Un membro della Commissione parlamentare iraniana per la Sicurezza nazionale, Ebrahim Azizi, ha sintetizzato la posizione di Teheran affermando che il nuovo ordine nello Stretto di Hormuz dovrà essere riconosciuto dalla comunità internazionale.

Secondo una delle fonti, rinunciare a questa leva significherebbe consegnare agli Stati Uniti un vantaggio strategico destinato ad aprire nuove richieste sul programma nucleare, sui missili balistici e su altri dossier militari.

L'accordo provvisorio viene interpretato in modo opposto

Al centro della nuova crisi vi è anche una diversa interpretazione del memorandum firmato il 17 giugno tra Washington e Teheran.

Il testo prevede che, per sessanta giorni, l'Iran favorisca il passaggio sicuro delle navi commerciali senza imporre pedaggi.

Per la Repubblica islamica questa formulazione rappresenterebbe un riconoscimento implicito del proprio diritto a gestire il traffico nello Stretto.

Gli Stati Uniti e i Paesi del Golfo respingono invece questa interpretazione, sostenendo che il documento impone semplicemente all'Iran di garantire la libertà di navigazione senza alcuna forma di controllo esclusivo.

Questa divergenza è uno degli elementi che ha alimentato le recenti tensioni militari.

Dal nucleare al controllo del Golfo

Per quasi venticinque anni il programma nucleare è stato il principale motivo delle sanzioni internazionali contro Teheran.

Oggi, però, il governo iraniano considera la questione di Hormuz ancora più importante.

Secondo le fonti raccolte da Reuters, Teheran non intende nemmeno riaprire il negoziato sul nucleare finché Washington non riconoscerà il diritto iraniano a gestire completamente il passaggio nello Stretto.

La leadership iraniana ritiene inoltre che gli Stati Uniti abbiano ormai accettato, almeno in parte, la prosecuzione dell'arricchimento dell'uranio e la gestione interna delle proprie scorte nucleari, spostando così il baricentro del confronto sul controllo marittimo.
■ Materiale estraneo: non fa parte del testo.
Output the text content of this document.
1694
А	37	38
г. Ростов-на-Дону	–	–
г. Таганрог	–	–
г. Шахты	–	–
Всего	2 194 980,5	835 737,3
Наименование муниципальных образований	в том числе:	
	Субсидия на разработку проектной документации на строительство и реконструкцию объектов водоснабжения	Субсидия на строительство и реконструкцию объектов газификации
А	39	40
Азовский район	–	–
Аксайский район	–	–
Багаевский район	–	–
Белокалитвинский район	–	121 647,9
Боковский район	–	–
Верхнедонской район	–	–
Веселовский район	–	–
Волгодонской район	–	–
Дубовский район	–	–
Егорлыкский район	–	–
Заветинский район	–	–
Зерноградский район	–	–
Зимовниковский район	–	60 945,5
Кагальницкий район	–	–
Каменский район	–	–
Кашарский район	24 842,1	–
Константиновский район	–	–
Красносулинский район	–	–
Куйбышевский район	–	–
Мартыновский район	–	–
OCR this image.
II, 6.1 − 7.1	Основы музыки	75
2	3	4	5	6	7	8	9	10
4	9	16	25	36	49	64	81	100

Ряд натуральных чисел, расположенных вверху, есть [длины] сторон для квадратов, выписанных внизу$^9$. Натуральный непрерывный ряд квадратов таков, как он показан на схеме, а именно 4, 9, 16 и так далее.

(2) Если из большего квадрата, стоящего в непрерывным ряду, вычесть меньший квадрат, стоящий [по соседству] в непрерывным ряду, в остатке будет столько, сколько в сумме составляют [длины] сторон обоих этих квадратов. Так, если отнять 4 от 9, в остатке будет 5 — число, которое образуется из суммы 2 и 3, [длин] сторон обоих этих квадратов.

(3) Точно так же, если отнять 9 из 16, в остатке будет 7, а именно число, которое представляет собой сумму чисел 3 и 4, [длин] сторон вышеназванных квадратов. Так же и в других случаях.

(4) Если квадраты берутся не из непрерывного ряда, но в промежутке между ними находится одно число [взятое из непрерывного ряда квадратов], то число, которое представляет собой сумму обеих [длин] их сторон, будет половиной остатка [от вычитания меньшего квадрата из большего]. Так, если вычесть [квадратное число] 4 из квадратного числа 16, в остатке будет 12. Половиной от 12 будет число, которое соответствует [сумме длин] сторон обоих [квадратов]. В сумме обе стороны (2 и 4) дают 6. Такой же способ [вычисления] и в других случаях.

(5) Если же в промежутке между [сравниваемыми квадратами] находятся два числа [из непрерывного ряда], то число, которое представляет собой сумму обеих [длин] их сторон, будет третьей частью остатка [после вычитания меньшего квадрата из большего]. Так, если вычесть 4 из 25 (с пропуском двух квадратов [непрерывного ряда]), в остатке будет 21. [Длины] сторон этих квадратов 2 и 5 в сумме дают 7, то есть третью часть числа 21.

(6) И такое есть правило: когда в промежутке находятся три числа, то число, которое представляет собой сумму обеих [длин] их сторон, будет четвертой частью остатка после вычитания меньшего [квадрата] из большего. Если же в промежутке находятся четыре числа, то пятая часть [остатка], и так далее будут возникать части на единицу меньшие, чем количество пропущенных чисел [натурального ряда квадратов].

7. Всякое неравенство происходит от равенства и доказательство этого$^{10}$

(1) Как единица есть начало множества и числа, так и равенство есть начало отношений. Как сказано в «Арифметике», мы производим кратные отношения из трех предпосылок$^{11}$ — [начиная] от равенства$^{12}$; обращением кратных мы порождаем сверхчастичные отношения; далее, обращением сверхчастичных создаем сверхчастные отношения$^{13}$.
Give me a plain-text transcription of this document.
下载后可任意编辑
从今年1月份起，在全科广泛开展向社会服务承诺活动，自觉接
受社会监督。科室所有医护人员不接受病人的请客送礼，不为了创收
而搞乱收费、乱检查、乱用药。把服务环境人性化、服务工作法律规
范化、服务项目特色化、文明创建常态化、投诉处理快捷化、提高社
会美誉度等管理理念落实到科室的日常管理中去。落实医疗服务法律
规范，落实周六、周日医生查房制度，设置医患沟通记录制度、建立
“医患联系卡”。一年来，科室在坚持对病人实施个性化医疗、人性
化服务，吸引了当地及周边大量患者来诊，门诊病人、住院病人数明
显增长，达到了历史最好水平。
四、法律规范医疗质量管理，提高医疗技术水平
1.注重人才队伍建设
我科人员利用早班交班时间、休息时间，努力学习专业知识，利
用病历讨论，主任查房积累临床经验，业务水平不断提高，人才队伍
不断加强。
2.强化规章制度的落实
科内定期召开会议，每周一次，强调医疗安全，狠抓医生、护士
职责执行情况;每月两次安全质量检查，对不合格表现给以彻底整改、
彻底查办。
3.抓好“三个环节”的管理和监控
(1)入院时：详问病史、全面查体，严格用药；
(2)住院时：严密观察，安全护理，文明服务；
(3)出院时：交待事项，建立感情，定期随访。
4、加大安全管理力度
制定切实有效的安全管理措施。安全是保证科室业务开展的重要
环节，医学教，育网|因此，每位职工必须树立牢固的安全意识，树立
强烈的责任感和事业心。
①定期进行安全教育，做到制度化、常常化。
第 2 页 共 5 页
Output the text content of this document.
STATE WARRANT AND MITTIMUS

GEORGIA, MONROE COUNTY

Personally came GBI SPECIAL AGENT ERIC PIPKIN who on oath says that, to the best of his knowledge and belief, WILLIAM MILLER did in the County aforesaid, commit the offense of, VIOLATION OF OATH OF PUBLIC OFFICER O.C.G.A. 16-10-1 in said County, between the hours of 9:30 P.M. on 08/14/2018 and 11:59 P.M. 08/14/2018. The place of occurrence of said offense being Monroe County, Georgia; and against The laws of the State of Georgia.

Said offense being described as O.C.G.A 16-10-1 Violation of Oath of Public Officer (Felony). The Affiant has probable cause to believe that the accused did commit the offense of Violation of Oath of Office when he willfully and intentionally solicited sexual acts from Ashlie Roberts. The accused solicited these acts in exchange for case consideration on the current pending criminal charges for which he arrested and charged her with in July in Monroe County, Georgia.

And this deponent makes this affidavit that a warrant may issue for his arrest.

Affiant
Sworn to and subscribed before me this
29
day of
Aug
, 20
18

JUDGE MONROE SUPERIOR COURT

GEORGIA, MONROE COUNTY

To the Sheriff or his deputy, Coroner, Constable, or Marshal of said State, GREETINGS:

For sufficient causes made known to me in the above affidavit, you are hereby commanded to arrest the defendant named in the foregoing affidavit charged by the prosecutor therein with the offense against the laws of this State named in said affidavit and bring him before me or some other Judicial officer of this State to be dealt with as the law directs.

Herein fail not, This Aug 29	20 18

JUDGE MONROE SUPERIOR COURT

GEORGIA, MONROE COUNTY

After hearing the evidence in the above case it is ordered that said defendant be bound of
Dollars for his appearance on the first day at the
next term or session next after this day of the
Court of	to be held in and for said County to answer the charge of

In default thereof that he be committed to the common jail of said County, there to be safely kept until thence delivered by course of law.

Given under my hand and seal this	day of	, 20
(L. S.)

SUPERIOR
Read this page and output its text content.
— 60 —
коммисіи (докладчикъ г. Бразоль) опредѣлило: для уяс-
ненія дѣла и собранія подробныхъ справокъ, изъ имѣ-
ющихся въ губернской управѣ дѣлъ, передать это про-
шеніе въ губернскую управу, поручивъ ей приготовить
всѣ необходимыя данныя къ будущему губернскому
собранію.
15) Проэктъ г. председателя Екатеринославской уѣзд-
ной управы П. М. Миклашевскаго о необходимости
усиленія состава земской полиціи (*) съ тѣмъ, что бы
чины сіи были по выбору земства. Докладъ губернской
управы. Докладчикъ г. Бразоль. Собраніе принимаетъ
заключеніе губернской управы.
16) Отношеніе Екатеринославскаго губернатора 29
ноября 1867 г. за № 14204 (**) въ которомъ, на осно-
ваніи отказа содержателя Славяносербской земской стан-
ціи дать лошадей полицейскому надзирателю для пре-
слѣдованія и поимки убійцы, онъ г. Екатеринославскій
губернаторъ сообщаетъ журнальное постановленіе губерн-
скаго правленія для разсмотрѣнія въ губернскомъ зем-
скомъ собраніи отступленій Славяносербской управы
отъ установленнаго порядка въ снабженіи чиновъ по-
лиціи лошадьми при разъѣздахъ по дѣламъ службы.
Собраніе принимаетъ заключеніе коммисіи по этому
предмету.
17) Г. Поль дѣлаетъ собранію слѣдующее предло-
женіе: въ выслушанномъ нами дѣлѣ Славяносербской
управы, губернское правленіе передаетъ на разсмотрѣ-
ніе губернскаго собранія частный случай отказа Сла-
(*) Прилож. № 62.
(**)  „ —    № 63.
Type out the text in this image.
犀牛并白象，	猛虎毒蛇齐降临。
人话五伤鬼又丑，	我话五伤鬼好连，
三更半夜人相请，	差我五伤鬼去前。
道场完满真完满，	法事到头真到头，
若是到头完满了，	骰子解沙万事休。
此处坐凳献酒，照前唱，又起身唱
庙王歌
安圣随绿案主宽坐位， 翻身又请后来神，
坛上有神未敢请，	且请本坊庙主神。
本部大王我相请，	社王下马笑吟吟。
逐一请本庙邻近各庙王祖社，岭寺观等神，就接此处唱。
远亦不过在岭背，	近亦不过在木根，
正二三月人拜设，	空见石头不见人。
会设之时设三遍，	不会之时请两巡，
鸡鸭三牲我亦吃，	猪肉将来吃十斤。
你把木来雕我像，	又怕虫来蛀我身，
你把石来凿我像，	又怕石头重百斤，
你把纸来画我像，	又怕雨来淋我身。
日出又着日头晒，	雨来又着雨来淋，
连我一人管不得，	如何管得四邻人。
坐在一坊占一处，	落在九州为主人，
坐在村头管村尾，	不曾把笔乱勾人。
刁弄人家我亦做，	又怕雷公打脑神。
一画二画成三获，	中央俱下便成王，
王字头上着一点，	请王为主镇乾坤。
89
La guerra ha cambiato il calcolo strategico

Prima del conflitto, la chiusura dello Stretto veniva considerata l'ultima risorsa.

La preoccupazione principale era quella di isolare ulteriormente l'Iran, danneggiando contemporaneamente la propria economia e i rapporti con i Paesi del Golfo.

L'attacco statunitense e israeliano del 28 febbraio, nel quale sono stati uccisi la Guida Suprema e altri importanti dirigenti iraniani, avrebbe però modificato profondamente questa valutazione.

Secondo le fonti iraniane, da quel momento la leadership avrebbe concluso di non avere più nulla da perdere, arrivando a bloccare il traffico marittimo e provocando la più grave interruzione delle forniture energetiche mondiali mai registrata.

Una nuova trattativa sempre più difficile

Dopo settimane di blocco navale, Stati Uniti e Iran avevano raggiunto un accordo temporaneo per limitare l'escalation.

Entrambe le parti, tuttavia, ritengono di aver ottenuto un vantaggio strategico e sono convinte di poter strappare ulteriori concessioni.

Per questo motivo il controllo dello Stretto di Hormuz rischia di trasformarsi in una disputa ancora più complessa e duratura rispetto a quella sul programma nucleare, con conseguenze dirette sulla sicurezza energetica mondiale e sulla stabilità dell'intero Medio Oriente.